In the 9 thread stickies:
http://personalitycafe.com/type-9-forum-peacemaker/9153-type-nine-variant-stackings.html
http://personalitycafe.com/type-9-f...bliss-streams-descriptions-9w1-stackings.html


----------



## charlie.elliot (Jan 22, 2014)

like me? lol


----------



## Aluminum Frost (Oct 1, 2017)

INTENSELY not being noticed. "I am going to stand here in this very spot passive aggressively until someone notices me damn it"


----------



## psyche (Jan 5, 2011)

Like an octopus, honestly. (I'm speaking for myself.) Sx/sp is syn-flow (moving toward... I don't know, I like the syn-flow/contra-flow theory because it does help me type people) and 9 wants to merge with its environment in some way. With the 1 wing, under stress criticism and demands can be placed on the object of desire for the sake of merging fully and comfortably. But I don't think this necessarily has to mean another person... It can also be wanting to have music playing at just the right volume with just the right degree of intensity to evoke just the right feeling...just as an example. It could be wanting to be in a natural environment of the perfect temperature with the most strikingly beautiful view or tactile feel, etc. as another. But obviously, most intense are going to be the feelings toward the other person, and if you can't merge with the other perfectly, rage or despair could escalate into criticism, and at worst, a nasty see-saw pattern of criticism and then idealization and then back again.

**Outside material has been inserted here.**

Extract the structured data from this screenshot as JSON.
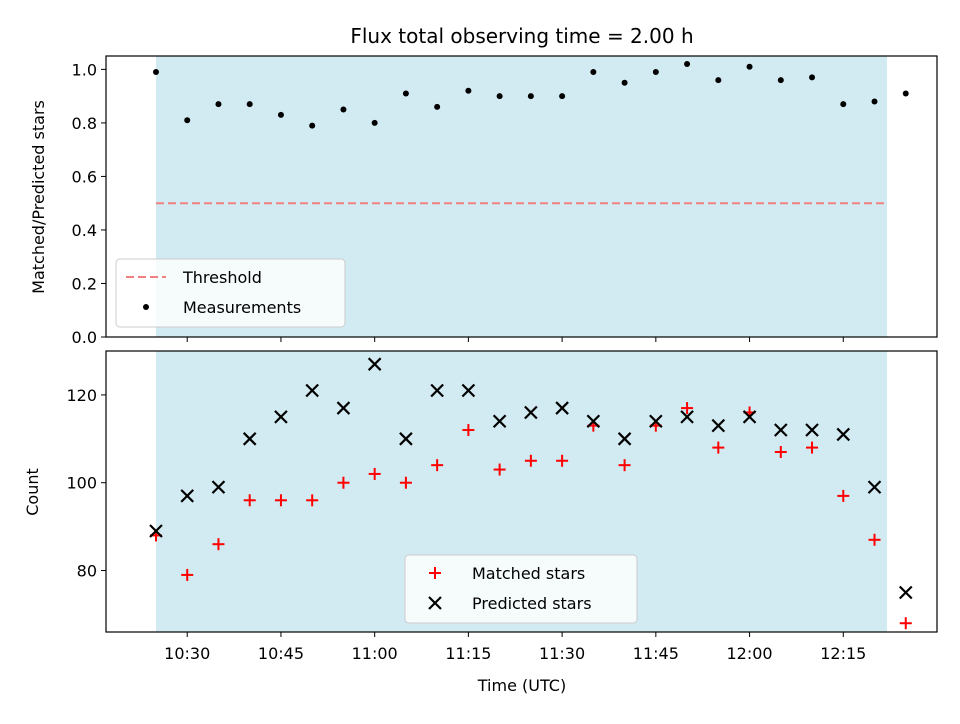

...But I guess when you're relatively healthier it would be more like wanting to merge with the other...whether that's a person or nature or something else...but you can still relax in the face of boundaries, and just be comfortable wherever you are and appreciate that moment... I consider myself a relatively unhealthy 9w1 sx/sp, though, to be honest with you.


----------